International musicians and dancers will be performing the Islamic opera Layla and Majnun at the Dartmouth Hopkins Center for the Arts in Hanover this weekend. But before the world-class performers take the stage this weekend, they stopped by a local music class for a cross-cultural music workshop with the students.
Layla and Majnun originates from central Asia and tells the story of two star-crossed lovers
In the music room of the Windsor Schools, in Windsor, Vermont, students are thrilled to miss their regular fourth-period classes. Instead, they're equipped with their instruments and voices, learning from the performers of the Silk Road Ensemble.
The ensemble will be performing with the Mark Morris Dance Group in the production of Layla and Majnun at the Hopkins Center this week as part of their 2017 world tour.
The Silk Road Ensemble was started by the famous cellist Yo-Yo Ma with the intention of weaving together musical traditions from a variety of cultures. Shane Shanahan, one of the musicians, told the Windsor students about the power of music to connect.
“I think music reaches everybody on some level. And it's different music for different people, but there's always some connection to music,” he said after the workshop in the Windsor Schools music room. “And I think it helps people feel like they're home. When they travel, they bring their music with them. It's something that's familiar; it's something that allows them to tap into a positive feeling."
"I think music reaches everybody on some level. And it's different music for different people, but there's always some connection to music." — Shane Shanahan, Silk Road Ensemble musician
Josh Epstein is a seventh-grader at the Windsor Schools. He plays the pocket trumpet and says he learned a lot from the workshop.
“You can listen to music through hearing and you can learn to play music just by listening to other people play,” says Epstein, before rushing off to his next class.
Mark Morris Dance Group performing with The Silk Road Ensemble
https://www.youtube.com/watch?v=uUXUhO8VEAE
Mark Morris, the choreographer and director of the show at the Hopkins Center, says the plot shares similarities to the plot of Romeo and Juliet.
“It's a series of poems originally about a pair of people who fell in love very young and were separated for various familial and cultural reasons and these two never met again,” Morris explains.

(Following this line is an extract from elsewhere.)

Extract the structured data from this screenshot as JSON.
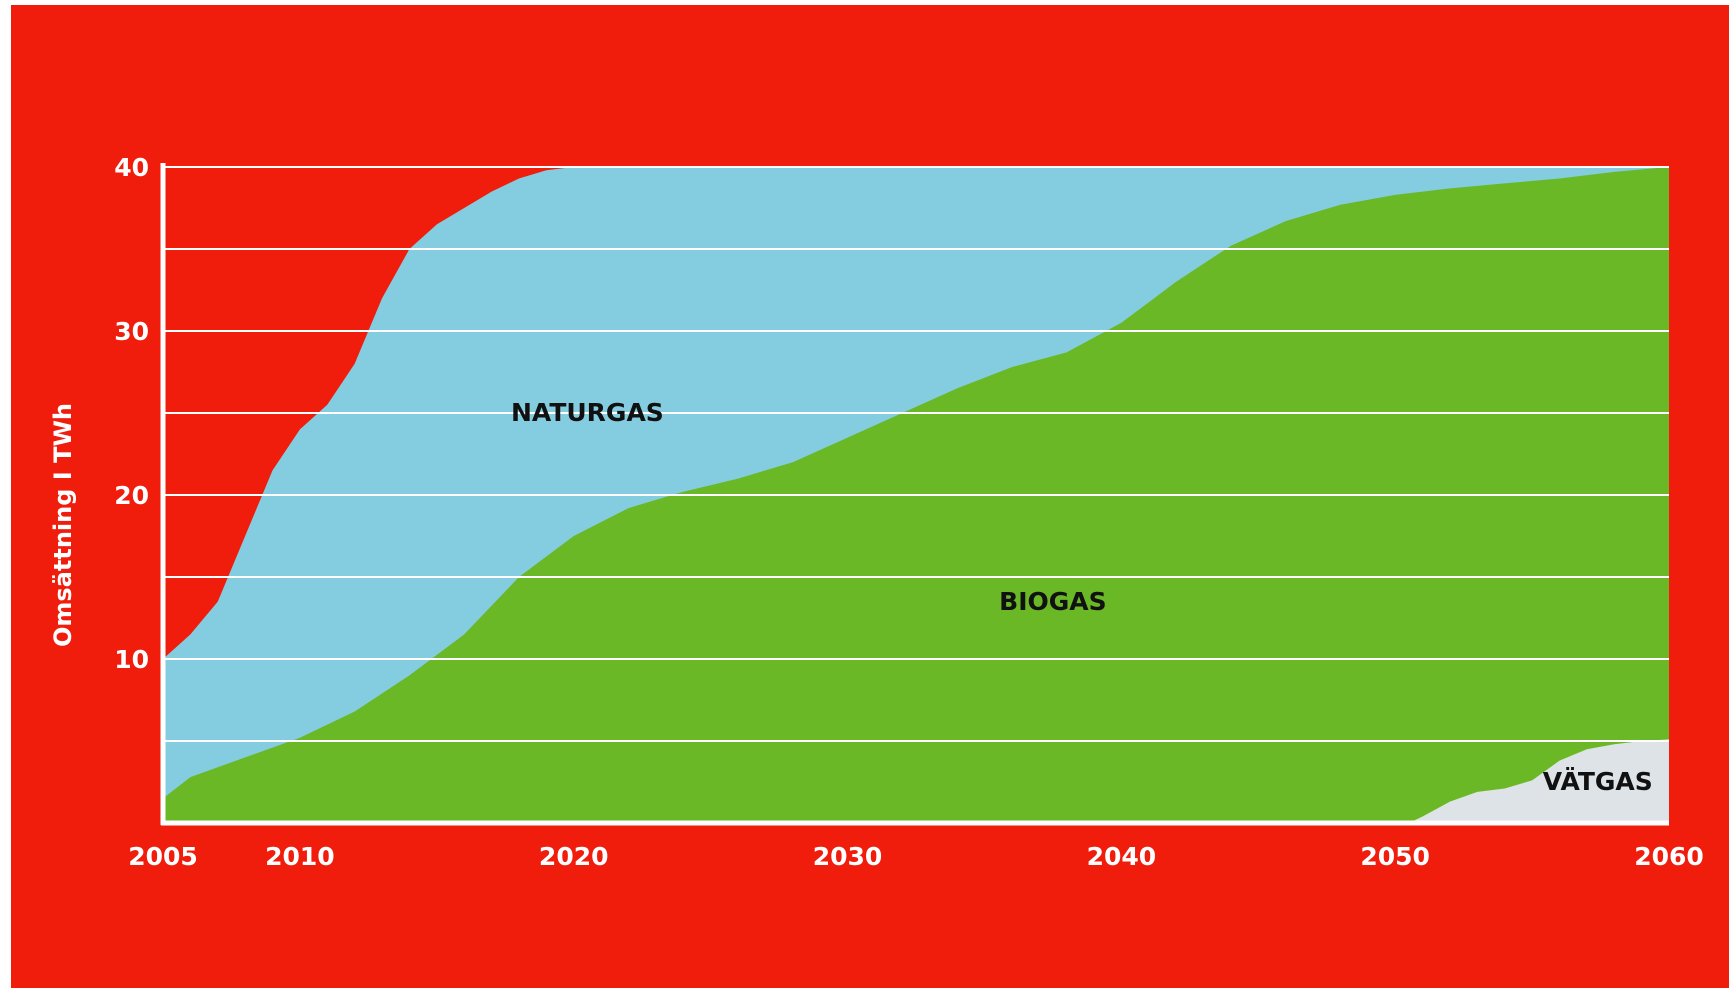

Unlike Romeo and Juliet, the couple in Layla and Majnun never marries or consummates the relationship.
“So their love isn't just a personal one, but representative in the Sufi tradition of the all-consuming eternal love that is not merely physical," Morris says.
Morris says the ancient poems and stories on which the show is are well-known in Islamic cultures throughout Persia and Southeast Asia, but not in Western cultures.
"[T]he piece itself is absolutely not any kind of political or, from my angle, religious point of view at all, except that it's the culture it comes from. It's complete in and of itself, and it's very beautiful." — Mark Morris, choreographer and director of "Layla and Majnun"
But, he also says the show doesn't have a thesis or particular lesson.
“There are outreach programs where we're giving historical, referential points of view so people can understand something further," says Morris, "but the piece itself is absolutely not any kind of political or, from my angle, religious point of view at all, except that it's the culture it comes from. It's complete in and of itself, and it's very beautiful."
Performances of Layla and Majnun will take place at the Hopkins Center for the Arts in Hanover, Friday, Jan. 6 at 8 p.m. and Saturday, Jan. 7 at 2 and 8 p.m.
Correction 9:25 a.m. 1/6/17: A previous version of this story incorrectly called the Mark Morris Dance Group the Mark Morris Dance Company. We regret the error.